Ronnow served on numerous nonprofit organization boards, including the National Conference for Community and Justice, the Center for Neighborhood Technology, and the Center for Ethics and Corporate Responsibility. He was a teaching elder in the Chicago Presbytery and helped small, struggling urban congregations rebuild. As an active Macalester alumni, he and his wife, Connie, endowed a scholarship program for first-generation college students from the Twin Cities.  

A voracious reader and a lifelong learner, he and his wife traveled the world, seeking new perspectives and a deeper grasp of complex issues. After an eye-opening trip to the Middle East in the 1990s, they joined Chicago-area efforts to help Palestinians re-secure a piece of their homeland. They were “a unique couple, always on the cutting edge of issues,” Jones said.  

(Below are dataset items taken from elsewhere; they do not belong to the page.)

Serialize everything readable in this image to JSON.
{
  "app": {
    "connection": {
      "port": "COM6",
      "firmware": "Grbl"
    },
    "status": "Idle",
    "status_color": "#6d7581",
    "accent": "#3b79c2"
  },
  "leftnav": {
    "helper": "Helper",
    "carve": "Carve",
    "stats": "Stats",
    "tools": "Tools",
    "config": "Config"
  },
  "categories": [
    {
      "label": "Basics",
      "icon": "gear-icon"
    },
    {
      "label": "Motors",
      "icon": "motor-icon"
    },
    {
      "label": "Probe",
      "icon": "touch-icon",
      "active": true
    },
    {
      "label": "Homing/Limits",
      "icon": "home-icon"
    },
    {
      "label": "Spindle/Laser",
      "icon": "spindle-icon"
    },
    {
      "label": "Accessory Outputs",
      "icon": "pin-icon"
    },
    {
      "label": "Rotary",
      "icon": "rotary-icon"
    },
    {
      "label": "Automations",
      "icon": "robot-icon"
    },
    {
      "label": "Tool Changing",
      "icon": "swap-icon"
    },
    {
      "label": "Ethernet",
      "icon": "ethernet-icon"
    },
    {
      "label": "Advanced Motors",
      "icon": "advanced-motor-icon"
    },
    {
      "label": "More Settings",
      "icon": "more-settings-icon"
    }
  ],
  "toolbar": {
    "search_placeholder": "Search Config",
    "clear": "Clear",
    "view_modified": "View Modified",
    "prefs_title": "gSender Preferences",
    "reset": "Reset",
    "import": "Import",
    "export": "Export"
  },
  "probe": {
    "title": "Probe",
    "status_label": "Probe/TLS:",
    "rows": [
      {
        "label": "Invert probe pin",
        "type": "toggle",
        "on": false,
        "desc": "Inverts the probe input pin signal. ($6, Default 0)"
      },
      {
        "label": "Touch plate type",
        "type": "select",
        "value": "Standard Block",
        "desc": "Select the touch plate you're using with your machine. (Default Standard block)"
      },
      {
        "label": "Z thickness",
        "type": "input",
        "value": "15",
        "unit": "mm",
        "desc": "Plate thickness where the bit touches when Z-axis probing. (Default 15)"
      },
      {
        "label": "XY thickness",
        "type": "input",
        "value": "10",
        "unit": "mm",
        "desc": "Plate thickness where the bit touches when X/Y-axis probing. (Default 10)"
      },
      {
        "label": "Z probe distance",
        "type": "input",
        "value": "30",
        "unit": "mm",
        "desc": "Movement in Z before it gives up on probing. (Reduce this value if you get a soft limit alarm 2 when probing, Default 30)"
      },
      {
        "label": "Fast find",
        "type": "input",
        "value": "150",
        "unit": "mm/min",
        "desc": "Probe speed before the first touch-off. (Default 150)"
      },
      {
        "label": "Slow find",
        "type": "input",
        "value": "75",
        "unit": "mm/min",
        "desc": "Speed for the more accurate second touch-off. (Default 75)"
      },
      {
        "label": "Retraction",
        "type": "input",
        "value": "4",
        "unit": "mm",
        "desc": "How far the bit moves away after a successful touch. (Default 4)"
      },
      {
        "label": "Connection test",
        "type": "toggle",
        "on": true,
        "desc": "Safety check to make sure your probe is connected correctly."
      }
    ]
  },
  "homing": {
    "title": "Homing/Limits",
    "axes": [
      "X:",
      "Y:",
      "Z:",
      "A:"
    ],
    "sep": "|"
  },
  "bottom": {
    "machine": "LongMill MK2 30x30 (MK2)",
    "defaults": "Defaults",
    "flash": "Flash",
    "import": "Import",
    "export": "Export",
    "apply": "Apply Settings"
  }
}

In the 1970s, they bought a cabin in Green Lake, Wisconsin. An amateur sailor, he bought a boat and christened it “Attitude Adjustment.”  

“Sailing gave me time to reflect, reject worn-out negative thoughts, recalibrate, reposition and be renewed,” he said. He also loved folk songs and hymns, organ music, brass bands and symphonies, and the sound of many diverse voices singing in unison — loudly. 

Ronnow was diagnosed with Parkinson’s in 2007. Five years later, he and Connie moved to Westminster Place in Evanston, a Presbyterian Home with the continuum of care they knew they’d eventually need. Soon he was organizing there, too, advocating for residents seeking transparency from the administration as chairman of the Residents Council.